Robert Ziębiński (Newsweek): Niektórzy aktorzy bali się grać Hitlera, bo ich zdaniem to niebezpieczne.
Anthony Hopkins: Brednie. Aktorzy powinni mniej myśleć, a więcej pracować. Rola to rola. Robota jak każda inna. Dziś jesteś Hitlerem, jutro Hamletem, a pojutrze robotnikiem w fabryce. Ludzie, którzy twierdzą, że rola to coś więcej, powinni się leczyć.
Robert Ziębiński (Newsweek): Zdaje się, że nie traktuje pan aktorstwa jak misji?
Anthony Hopkins: Musiałbym na głowę upaść. Kino to sztuka jarmarczna, kuglarstwo. Wie pan, na czym polega moja robota? Na wygłaszaniu kwestii. Wstaję rano, ubieram się, jadę do roboty, wkładam kostium, mówię kilka zdań, potem mam przerwę na lunch, wracam na plan, znów mówię, zdejmuję kostium i wychodzę. To wszystko. Nie ma w tym głębi ani mądrości. Ot, robota jak każda inna.
Robert Ziębiński (Newsweek): Każdy mógłby ją wykonywać?
Anthony Hopkins: Pewnie, że nie każdy. Nie każdy potrafi pisać, prowadzić samochód czy piec chleb. Co nie zmienia faktu, że granie w niczym nie różni się od jeżdżenia samochodem. To też mechaniczna czynność. Denerwują mnie ci wszyscy nadęci aktorzy, którzy mają misję, twierdzą, że ich role zmieniają świat, protestują przeciwko wojnom i tym podobne. A kogo to obchodzi? Kino nie zmieni świata. A ci wszyscy wielcy aktorzy kiedyś umrą i co im przyjdzie z wielkich ról? Nic. Leonardo da Vinci nie żyje, nie czerpie korzyści ze sławy. Ważne, żeby swoją robotę robić dobrze, kończyć ją i iść do domu. Gdy wracam do domu, przez próg nie przechodzi sir Anthony Hopkins, laureat Oscara i wielu innych prestiżowych nagród. Próg przekracza Tony, facet, który na razie żyje, ale za 10 lat może już go nie być. Życie jest zbyt krótkie na rozbuchane ego.
Robert Ziębiński (Newsweek): Jednak Hollywood to kwintesencja rozbuchanego ego gwiazd, którym się wydaje, że rządzą światem.

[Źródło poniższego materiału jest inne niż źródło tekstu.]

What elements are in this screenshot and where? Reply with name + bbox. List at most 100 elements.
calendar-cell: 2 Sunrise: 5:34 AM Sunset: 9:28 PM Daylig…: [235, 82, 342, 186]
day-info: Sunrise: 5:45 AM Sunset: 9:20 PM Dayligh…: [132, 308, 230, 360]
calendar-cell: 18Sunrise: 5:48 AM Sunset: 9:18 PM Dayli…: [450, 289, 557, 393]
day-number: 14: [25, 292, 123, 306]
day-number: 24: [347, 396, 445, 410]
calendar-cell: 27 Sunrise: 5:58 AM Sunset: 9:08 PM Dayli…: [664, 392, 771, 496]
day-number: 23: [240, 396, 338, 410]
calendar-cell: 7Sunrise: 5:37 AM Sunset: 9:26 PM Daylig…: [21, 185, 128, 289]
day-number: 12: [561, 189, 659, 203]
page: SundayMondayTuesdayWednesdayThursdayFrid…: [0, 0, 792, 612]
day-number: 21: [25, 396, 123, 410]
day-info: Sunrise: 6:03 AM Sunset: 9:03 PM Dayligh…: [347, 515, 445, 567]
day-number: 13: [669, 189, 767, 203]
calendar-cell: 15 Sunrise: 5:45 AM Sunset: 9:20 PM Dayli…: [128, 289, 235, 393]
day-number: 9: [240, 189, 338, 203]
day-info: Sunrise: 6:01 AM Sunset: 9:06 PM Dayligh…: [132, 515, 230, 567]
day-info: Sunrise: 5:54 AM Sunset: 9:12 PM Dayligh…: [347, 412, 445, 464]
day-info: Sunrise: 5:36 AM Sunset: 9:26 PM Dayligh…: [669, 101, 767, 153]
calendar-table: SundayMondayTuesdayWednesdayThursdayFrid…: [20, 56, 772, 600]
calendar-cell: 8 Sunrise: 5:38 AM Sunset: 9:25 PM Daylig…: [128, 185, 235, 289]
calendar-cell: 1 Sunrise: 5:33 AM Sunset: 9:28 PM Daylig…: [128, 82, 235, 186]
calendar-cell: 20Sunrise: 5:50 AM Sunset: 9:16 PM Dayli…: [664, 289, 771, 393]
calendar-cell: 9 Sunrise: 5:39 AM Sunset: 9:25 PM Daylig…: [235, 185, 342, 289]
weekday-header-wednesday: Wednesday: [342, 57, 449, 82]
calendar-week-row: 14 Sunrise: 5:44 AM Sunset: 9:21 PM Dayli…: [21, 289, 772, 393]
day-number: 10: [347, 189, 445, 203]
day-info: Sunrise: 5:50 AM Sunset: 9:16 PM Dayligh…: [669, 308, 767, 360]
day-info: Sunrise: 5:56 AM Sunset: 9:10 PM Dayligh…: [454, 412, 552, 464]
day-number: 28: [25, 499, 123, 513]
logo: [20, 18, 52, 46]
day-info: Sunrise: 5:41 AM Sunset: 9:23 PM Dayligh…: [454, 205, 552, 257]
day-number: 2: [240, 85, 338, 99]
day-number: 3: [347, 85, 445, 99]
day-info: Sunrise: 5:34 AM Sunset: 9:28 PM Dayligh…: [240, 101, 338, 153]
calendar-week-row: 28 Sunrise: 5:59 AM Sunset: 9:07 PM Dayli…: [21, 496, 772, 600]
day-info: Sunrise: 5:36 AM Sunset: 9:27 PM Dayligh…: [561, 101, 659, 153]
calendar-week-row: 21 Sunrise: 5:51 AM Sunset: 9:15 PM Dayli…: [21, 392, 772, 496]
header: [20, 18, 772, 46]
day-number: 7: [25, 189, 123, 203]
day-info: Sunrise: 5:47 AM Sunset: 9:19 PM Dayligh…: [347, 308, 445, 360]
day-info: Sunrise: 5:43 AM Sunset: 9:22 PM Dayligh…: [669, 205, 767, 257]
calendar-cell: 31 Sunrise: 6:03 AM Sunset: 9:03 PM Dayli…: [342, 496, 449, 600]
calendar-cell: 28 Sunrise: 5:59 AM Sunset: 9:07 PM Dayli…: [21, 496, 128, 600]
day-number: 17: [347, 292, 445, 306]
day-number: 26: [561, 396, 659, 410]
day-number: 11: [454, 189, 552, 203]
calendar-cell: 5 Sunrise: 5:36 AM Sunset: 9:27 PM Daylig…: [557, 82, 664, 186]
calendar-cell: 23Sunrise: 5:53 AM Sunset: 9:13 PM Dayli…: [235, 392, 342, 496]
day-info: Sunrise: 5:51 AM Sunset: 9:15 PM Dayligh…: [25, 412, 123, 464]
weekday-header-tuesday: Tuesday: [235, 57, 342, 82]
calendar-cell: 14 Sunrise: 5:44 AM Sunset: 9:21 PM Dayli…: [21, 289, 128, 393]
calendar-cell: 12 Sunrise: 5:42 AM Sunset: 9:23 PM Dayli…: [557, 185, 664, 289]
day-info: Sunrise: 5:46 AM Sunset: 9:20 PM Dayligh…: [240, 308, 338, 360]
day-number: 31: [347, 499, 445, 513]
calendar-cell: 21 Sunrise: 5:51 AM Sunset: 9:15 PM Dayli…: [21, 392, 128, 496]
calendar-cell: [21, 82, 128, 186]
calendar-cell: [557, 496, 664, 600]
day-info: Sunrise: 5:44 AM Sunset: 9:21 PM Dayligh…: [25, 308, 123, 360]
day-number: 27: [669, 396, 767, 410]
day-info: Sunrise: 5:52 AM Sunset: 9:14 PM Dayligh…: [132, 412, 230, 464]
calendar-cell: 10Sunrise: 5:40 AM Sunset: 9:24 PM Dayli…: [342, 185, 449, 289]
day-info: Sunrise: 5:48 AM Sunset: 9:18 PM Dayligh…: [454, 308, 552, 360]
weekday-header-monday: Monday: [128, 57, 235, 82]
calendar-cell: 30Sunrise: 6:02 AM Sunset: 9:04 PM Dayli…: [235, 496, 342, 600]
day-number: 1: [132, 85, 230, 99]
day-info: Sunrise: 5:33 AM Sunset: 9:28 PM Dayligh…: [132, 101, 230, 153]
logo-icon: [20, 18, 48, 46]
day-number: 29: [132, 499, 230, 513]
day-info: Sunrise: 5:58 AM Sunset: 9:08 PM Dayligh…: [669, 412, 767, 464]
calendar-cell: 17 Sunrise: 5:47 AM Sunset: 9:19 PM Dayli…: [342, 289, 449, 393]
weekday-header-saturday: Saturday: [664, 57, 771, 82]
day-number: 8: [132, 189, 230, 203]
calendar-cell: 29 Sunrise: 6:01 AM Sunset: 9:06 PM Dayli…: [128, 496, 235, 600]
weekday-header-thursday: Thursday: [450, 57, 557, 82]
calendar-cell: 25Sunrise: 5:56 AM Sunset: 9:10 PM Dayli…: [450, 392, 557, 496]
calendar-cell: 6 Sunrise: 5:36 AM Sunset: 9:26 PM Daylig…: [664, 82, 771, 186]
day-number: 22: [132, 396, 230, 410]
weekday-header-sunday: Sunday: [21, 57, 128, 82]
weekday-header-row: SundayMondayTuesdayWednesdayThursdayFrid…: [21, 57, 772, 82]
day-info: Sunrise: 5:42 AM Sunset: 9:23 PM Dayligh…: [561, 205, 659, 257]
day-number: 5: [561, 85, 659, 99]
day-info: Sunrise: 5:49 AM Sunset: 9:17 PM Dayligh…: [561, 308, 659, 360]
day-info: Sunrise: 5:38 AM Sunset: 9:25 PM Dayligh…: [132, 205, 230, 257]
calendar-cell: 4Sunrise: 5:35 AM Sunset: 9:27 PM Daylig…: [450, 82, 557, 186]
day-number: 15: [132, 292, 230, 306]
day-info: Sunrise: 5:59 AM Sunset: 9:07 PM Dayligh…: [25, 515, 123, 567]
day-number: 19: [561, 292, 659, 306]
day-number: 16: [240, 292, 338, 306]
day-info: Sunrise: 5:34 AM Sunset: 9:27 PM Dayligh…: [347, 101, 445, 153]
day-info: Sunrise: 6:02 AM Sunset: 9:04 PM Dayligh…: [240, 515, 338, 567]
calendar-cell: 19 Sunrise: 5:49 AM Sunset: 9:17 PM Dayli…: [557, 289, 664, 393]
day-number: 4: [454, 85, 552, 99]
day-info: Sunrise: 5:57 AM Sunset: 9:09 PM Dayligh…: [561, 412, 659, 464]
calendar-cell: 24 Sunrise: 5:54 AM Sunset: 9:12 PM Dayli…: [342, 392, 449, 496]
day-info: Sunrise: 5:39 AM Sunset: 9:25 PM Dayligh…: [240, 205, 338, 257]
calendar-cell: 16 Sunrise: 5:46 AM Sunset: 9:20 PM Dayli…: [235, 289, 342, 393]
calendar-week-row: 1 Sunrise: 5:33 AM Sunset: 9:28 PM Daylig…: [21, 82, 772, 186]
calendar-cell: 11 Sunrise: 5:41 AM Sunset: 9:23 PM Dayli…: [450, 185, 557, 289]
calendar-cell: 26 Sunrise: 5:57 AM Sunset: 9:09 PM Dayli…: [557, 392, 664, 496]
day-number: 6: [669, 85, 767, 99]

Anthony Hopkins: Pamiętam, jak fatalnie pracowało mi się na planie „Drakuli” Francisa Forda Coppoli. Wszyscy tam mieli gigantyczne ego, krzyczeli na siebie, obrzucali się wyzwiskami, obrażali jak dzieci, trzaskali drzwiami od przyczep i godzinami nie wychodzili. Zdjęcia ciągnęły się w nieskończoność. Tymczasem tuż za studiem koczowali bezdomni. W końcu nie wytrzymałem i powiedziałem pewnemu młodemu aktorowi: „Dorośnij! Idź do tych ludzi i przekonaj się, ile jesteś dla nich wart”. Niestety, w większości przypadków próba uświadomienia komuś w Hollywood, że nie jest osobą wybitną, zazwyczaj kończy się katastrofą. Zadufana w sobie gwiazda prawie zawsze zaczyna starą mantrę: nie rozumiesz mnie, jestem artystą, to, co robię, to sztuka. Gówno, nie sztuka. To zabawa, sztuczki, za które płacą wielkie pieniądze.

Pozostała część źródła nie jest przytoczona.